やっぱり僕の体と比べて大きいや・・・そうやって悠長に考えている時間を与えられないくらい、真っ黒なシルエットは僕を押しのけていった。ほぼ同時に、耳をつんざく断末魔のような叫びが家中に響き渡り、僕はそばの柱時計に飛び込んだ。
ドタンっ バタンっ ガッシャン・・・
柱時計の窓に背を向けて、身を屈める。喧騒は、最初こそ鼓膜を破く うっとおしさだったが、徐々に音が無くなっていくのを感じて、これまで自分に溜まっていたものが一気に浄化されていく気がした。

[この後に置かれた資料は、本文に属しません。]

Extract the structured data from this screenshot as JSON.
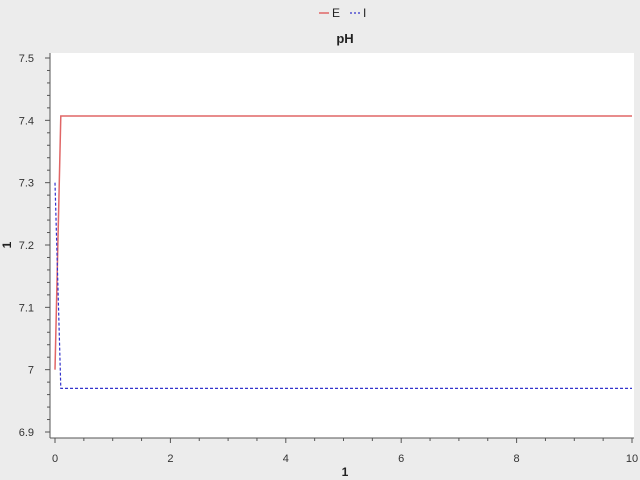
{
  "chart_data": {
    "type": "line",
    "title": "pH",
    "xlabel": "1",
    "ylabel": "1",
    "xlim": [
      0,
      10
    ],
    "ylim": [
      6.9,
      7.5
    ],
    "xticks": [
      "0",
      "2",
      "4",
      "6",
      "8",
      "10"
    ],
    "yticks": [
      "6.9",
      "7",
      "7.1",
      "7.2",
      "7.3",
      "7.4",
      "7.5"
    ],
    "grid": false,
    "legend_position": "top-center",
    "series": [
      {
        "name": "E",
        "color": "#e06666",
        "dash": "solid",
        "x": [
          0,
          0.1,
          10
        ],
        "y": [
          7.0,
          7.407,
          7.407
        ]
      },
      {
        "name": "I",
        "color": "#3333cc",
        "dash": "dashed",
        "x": [
          0,
          0.1,
          10
        ],
        "y": [
          7.3,
          6.97,
          6.97
        ]
      }
    ]
  }
}
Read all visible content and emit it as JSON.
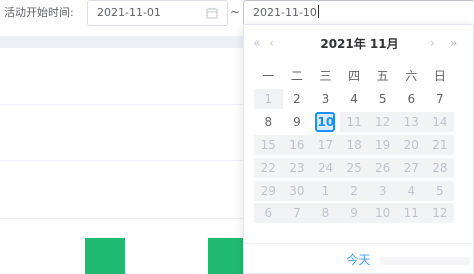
{
  "filter": {
    "label": "活动开始时间:",
    "start_value": "2021-11-01",
    "separator": "~",
    "end_value": "2021-11-10"
  },
  "calendar": {
    "title": "2021年 11月",
    "nav_prev_year": "«",
    "nav_prev_month": "‹",
    "nav_next_month": "›",
    "nav_next_year": "»",
    "weekdays": [
      "一",
      "二",
      "三",
      "四",
      "五",
      "六",
      "日"
    ],
    "weeks": [
      [
        {
          "d": "1",
          "s": "disabled-prev"
        },
        {
          "d": "2",
          "s": "normal"
        },
        {
          "d": "3",
          "s": "normal"
        },
        {
          "d": "4",
          "s": "normal"
        },
        {
          "d": "5",
          "s": "normal"
        },
        {
          "d": "6",
          "s": "normal"
        },
        {
          "d": "7",
          "s": "normal"
        }
      ],
      [
        {
          "d": "8",
          "s": "normal"
        },
        {
          "d": "9",
          "s": "normal"
        },
        {
          "d": "10",
          "s": "today"
        },
        {
          "d": "11",
          "s": "disabled"
        },
        {
          "d": "12",
          "s": "disabled"
        },
        {
          "d": "13",
          "s": "disabled"
        },
        {
          "d": "14",
          "s": "disabled"
        }
      ],
      [
        {
          "d": "15",
          "s": "disabled"
        },
        {
          "d": "16",
          "s": "disabled"
        },
        {
          "d": "17",
          "s": "disabled"
        },
        {
          "d": "18",
          "s": "disabled"
        },
        {
          "d": "19",
          "s": "disabled"
        },
        {
          "d": "20",
          "s": "disabled"
        },
        {
          "d": "21",
          "s": "disabled"
        }
      ],
      [
        {
          "d": "22",
          "s": "disabled"
        },
        {
          "d": "23",
          "s": "disabled"
        },
        {
          "d": "24",
          "s": "disabled"
        },
        {
          "d": "25",
          "s": "disabled"
        },
        {
          "d": "26",
          "s": "disabled"
        },
        {
          "d": "27",
          "s": "disabled"
        },
        {
          "d": "28",
          "s": "disabled"
        }
      ],
      [
        {
          "d": "29",
          "s": "disabled"
        },
        {
          "d": "30",
          "s": "disabled"
        },
        {
          "d": "1",
          "s": "disabled"
        },
        {
          "d": "2",
          "s": "disabled"
        },
        {
          "d": "3",
          "s": "disabled"
        },
        {
          "d": "4",
          "s": "disabled"
        },
        {
          "d": "5",
          "s": "disabled"
        }
      ],
      [
        {
          "d": "6",
          "s": "disabled"
        },
        {
          "d": "7",
          "s": "disabled"
        },
        {
          "d": "8",
          "s": "disabled"
        },
        {
          "d": "9",
          "s": "disabled"
        },
        {
          "d": "10",
          "s": "disabled"
        },
        {
          "d": "11",
          "s": "disabled"
        },
        {
          "d": "12",
          "s": "disabled"
        }
      ]
    ],
    "today_button": "今天"
  },
  "colors": {
    "accent": "#1890ff",
    "link": "#409eff",
    "green_button": "#21ba72",
    "disabled_bg": "#f2f3f5"
  },
  "icons": {
    "date": "calendar-icon"
  }
}
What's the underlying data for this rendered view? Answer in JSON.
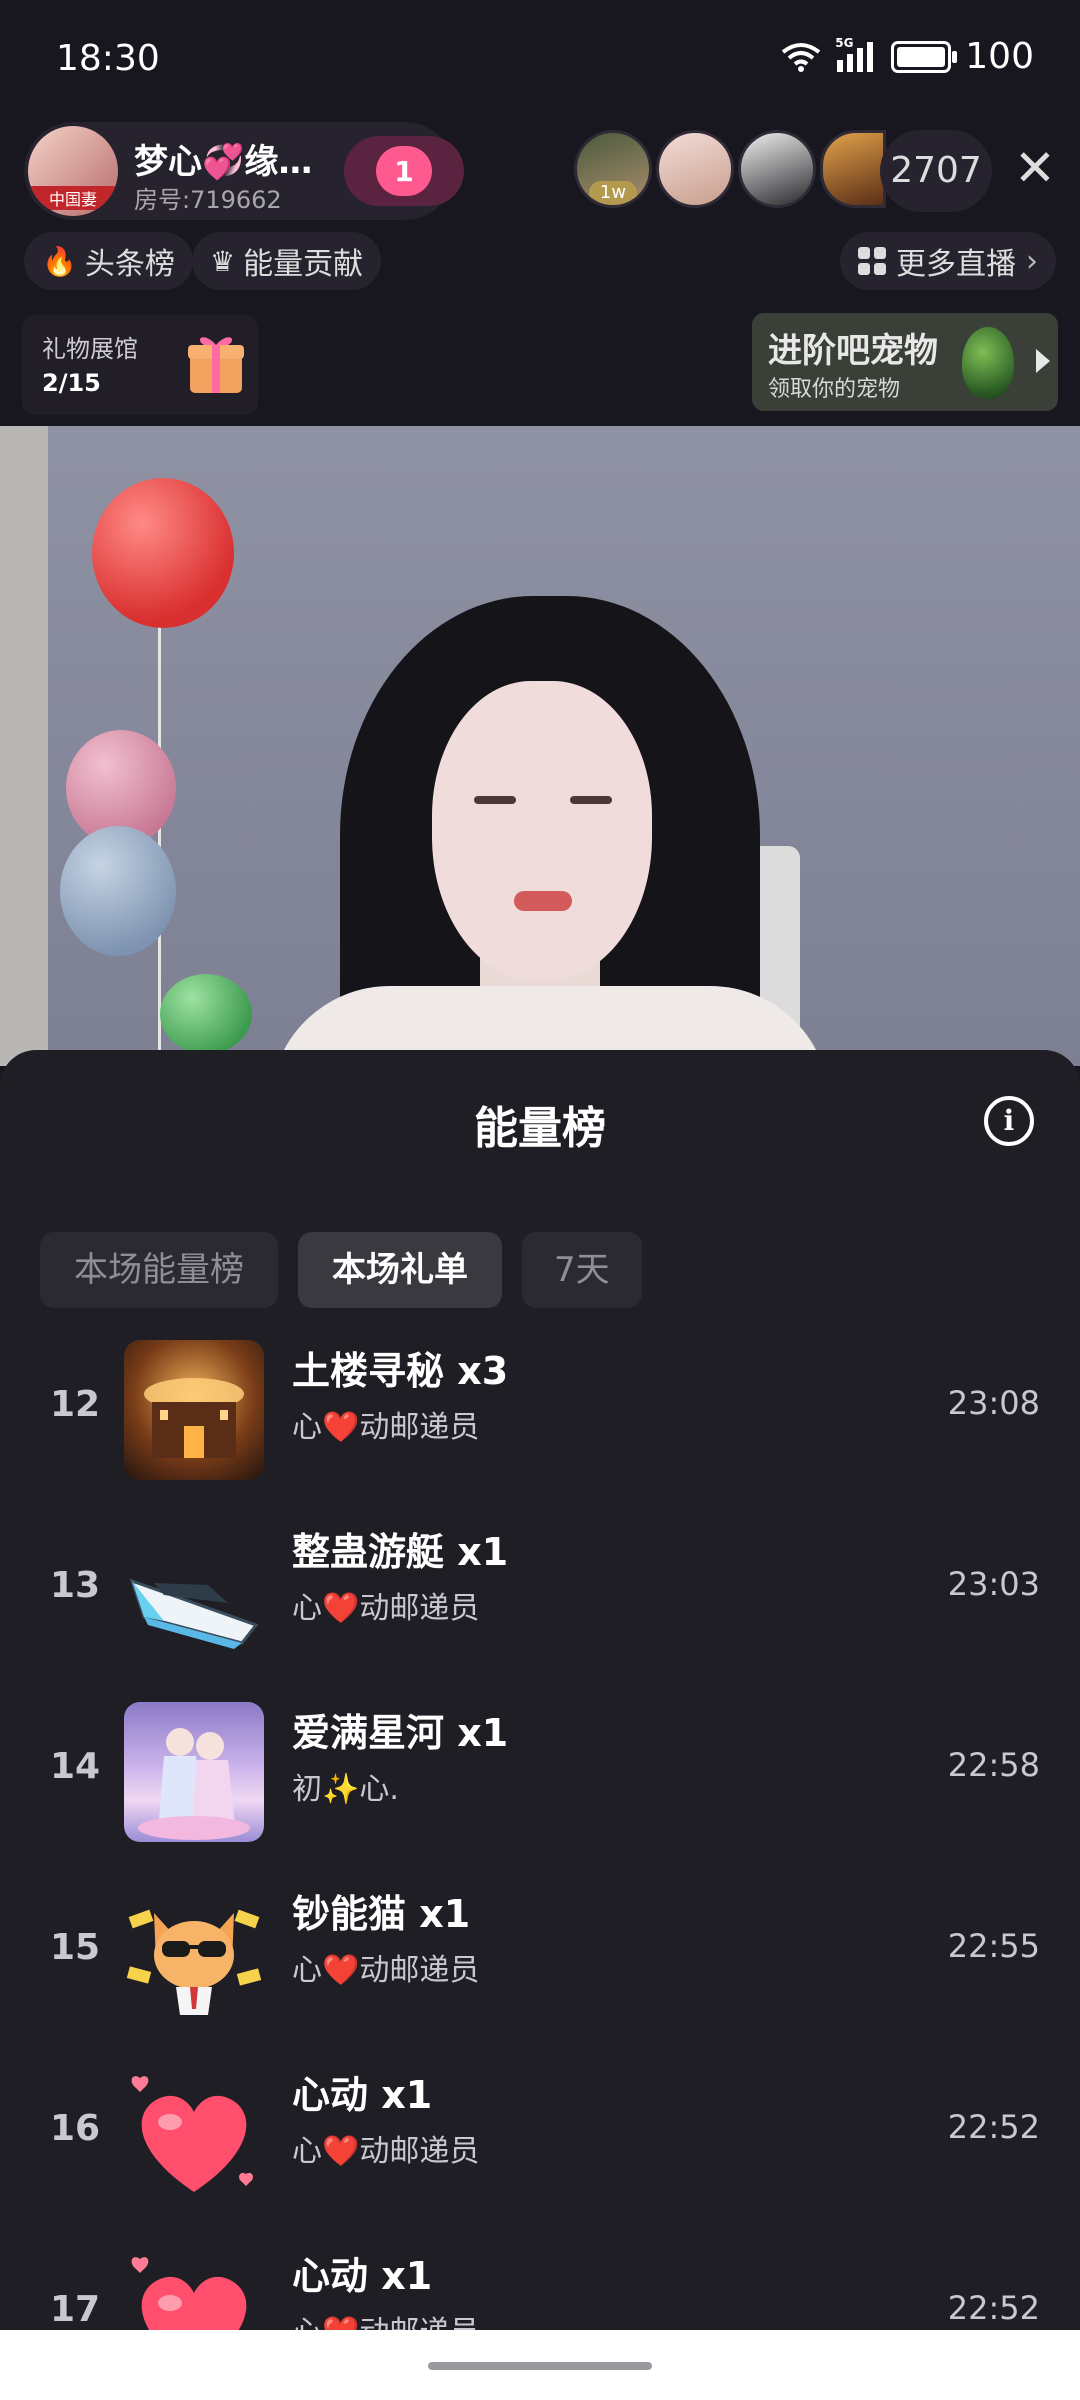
{
  "status_bar": {
    "time": "18:30",
    "network": "5G",
    "battery": "100",
    "battery_level": 1.0
  },
  "header": {
    "host_name": "梦心💞缘…",
    "room_no": "房号:719662",
    "host_avatar_tag": "中国妻",
    "fan_level": "1",
    "viewer_badge": "1w",
    "viewer_count": "2707",
    "close_label": "✕",
    "chips": {
      "headline": "头条榜",
      "energy": "能量贡献",
      "more_live": "更多直播"
    },
    "gift_hall": {
      "title": "礼物展馆",
      "progress": "2/15"
    },
    "pet_banner": {
      "title": "进阶吧宠物",
      "subtitle": "领取你的宠物"
    }
  },
  "sheet": {
    "title": "能量榜",
    "info_icon": "i",
    "tabs": [
      {
        "label": "本场能量榜",
        "active": false
      },
      {
        "label": "本场礼单",
        "active": true
      },
      {
        "label": "7天",
        "active": false
      }
    ],
    "rows": [
      {
        "rank": "12",
        "gift": "土楼寻秘  x3",
        "sender": "心❤️动邮递员",
        "time": "23:08",
        "thumb": "tulou"
      },
      {
        "rank": "13",
        "gift": "整蛊游艇  x1",
        "sender": "心❤️动邮递员",
        "time": "23:03",
        "thumb": "yacht"
      },
      {
        "rank": "14",
        "gift": "爱满星河  x1",
        "sender": "初✨心.",
        "time": "22:58",
        "thumb": "couple"
      },
      {
        "rank": "15",
        "gift": "钞能猫  x1",
        "sender": "心❤️动邮递员",
        "time": "22:55",
        "thumb": "cat"
      },
      {
        "rank": "16",
        "gift": "心动  x1",
        "sender": "心❤️动邮递员",
        "time": "22:52",
        "thumb": "heart"
      },
      {
        "rank": "17",
        "gift": "心动  x1",
        "sender": "心❤️动邮递员",
        "time": "22:52",
        "thumb": "heart"
      }
    ]
  },
  "colors": {
    "background": "#18161f",
    "sheet": "#1f1e24",
    "accent_pink": "#ff5a90"
  }
}
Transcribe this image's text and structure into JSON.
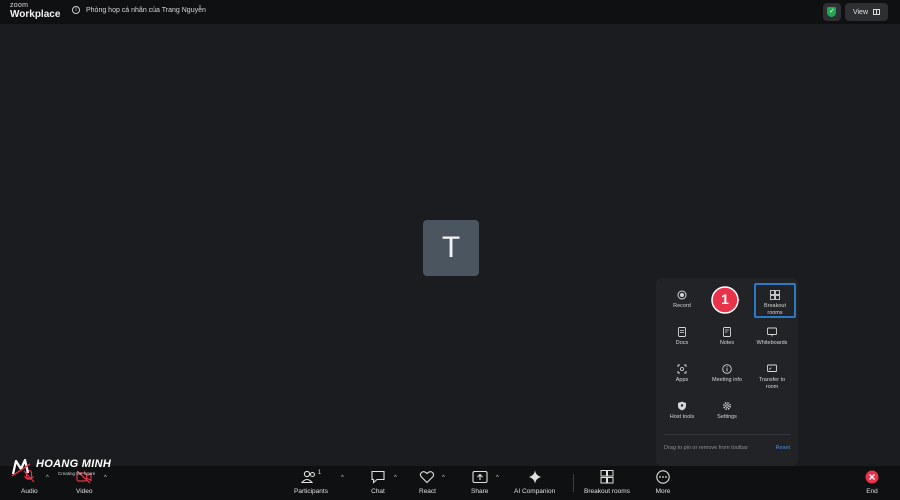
{
  "topbar": {
    "logo_zoom": "zoom",
    "logo_workplace": "Workplace",
    "meeting_title": "Phòng họp cá nhân của Trang Nguyễn",
    "view_label": "View"
  },
  "video": {
    "avatar_initial": "T"
  },
  "more_menu": {
    "items": [
      {
        "label": "Record",
        "icon": "record-icon"
      },
      {
        "label": "Breakout rooms",
        "icon": "breakout-rooms-icon"
      },
      {
        "label": "Docs",
        "icon": "docs-icon"
      },
      {
        "label": "Notes",
        "icon": "notes-icon"
      },
      {
        "label": "Whiteboards",
        "icon": "whiteboard-icon"
      },
      {
        "label": "Apps",
        "icon": "apps-icon"
      },
      {
        "label": "Meeting info",
        "icon": "info-icon"
      },
      {
        "label": "Transfer to room",
        "icon": "transfer-icon"
      },
      {
        "label": "Host tools",
        "icon": "shield-icon"
      },
      {
        "label": "Settings",
        "icon": "gear-icon"
      }
    ],
    "step_number": "1",
    "hint": "Drag to pin or remove from toolbar",
    "reset_label": "Reset"
  },
  "toolbar": {
    "audio": "Audio",
    "video": "Video",
    "participants": "Participants",
    "participants_count": "1",
    "chat": "Chat",
    "react": "React",
    "share": "Share",
    "ai_companion": "AI Companion",
    "breakout_rooms": "Breakout rooms",
    "more": "More",
    "end": "End"
  },
  "watermark": {
    "brand": "HOANG MINH",
    "tagline": "Creating the future"
  },
  "colors": {
    "background": "#1a1c1f",
    "bar": "#0f1012",
    "panel": "#212327",
    "highlight": "#2b78c5",
    "badge": "#e8334a",
    "end": "#e8334a",
    "secure": "#21a652"
  }
}
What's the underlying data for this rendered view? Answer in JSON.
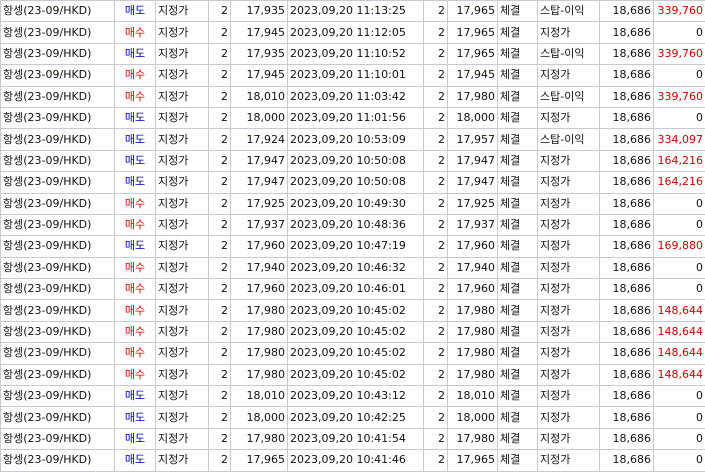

大きな大きなシルエットは、やがて柱時計の窓にぼんやりと映った。
「出ろ」
「・・・・・・!?」
恐る恐る扉を開けて、あぁ やっぱりこれは夢じゃないんだと思った。
荒い息を整えた狼は、うごめく腹部といっしょに視線を合わせてきた。
「怖いか?」
「・・・・・・」
「これがお前の望んだことだ。」
「・・・・・・・・・」
「あたしはもうじき殺される。ここからはお前に任せるよ。」
「・・・・・・・・・・・・・・」
声が出なかった。
「おめでとう」
狼は、腹を抱えながら出ていった。
バラバラだった。テーブルも椅子もカーテンも 全てがバラバラになって壊れた世界が、僕の目の前に広がっている。柱時計に力なく座り込みながら、僕はポカンと空いた心でその光景を目に焼き付ける。
邪魔者はいなくなった。
もうこれで僕は傷つかない。
これが僕の望んだことなんだ・・・
歪んだ呪文を心の中で繰り返しながら、規則正しい振り子運動に耳を傾けると、いつの間にか瞼は落ちた。
「キャーーー!!!」
重たい瞼を開ける。
真っ白な体。柱時計の裏からでも、すぐに分かった。崩れ落ちた部屋の中を走り回っている。憎い兄姉の名前を呼んでいる。それは、毎晩のやつれた声でも、酒癖のついた声でもない。
『お願い!子どもには手を出さないで!』
あの日、僕を胸に抱いたまま、母は叫んでいた。拳銃を担いだ大きな人間は、真っ黒な袋を引きずって去っていく。
何が起こったのかは分からない。
・・・でも、あの日と同じ声。
「—--—!!!」
その声は、最後に僕を呼んだ。久しく呼ばれていなかった、その名前を呼んだ。
憎い。
兄姉と等しく憎いはずの相手だ。
今更呼んだのだ。僕の名前を。
「お母さんっっ!!」
ガシャン 柱時計の扉ごと、体が倒れこんだ。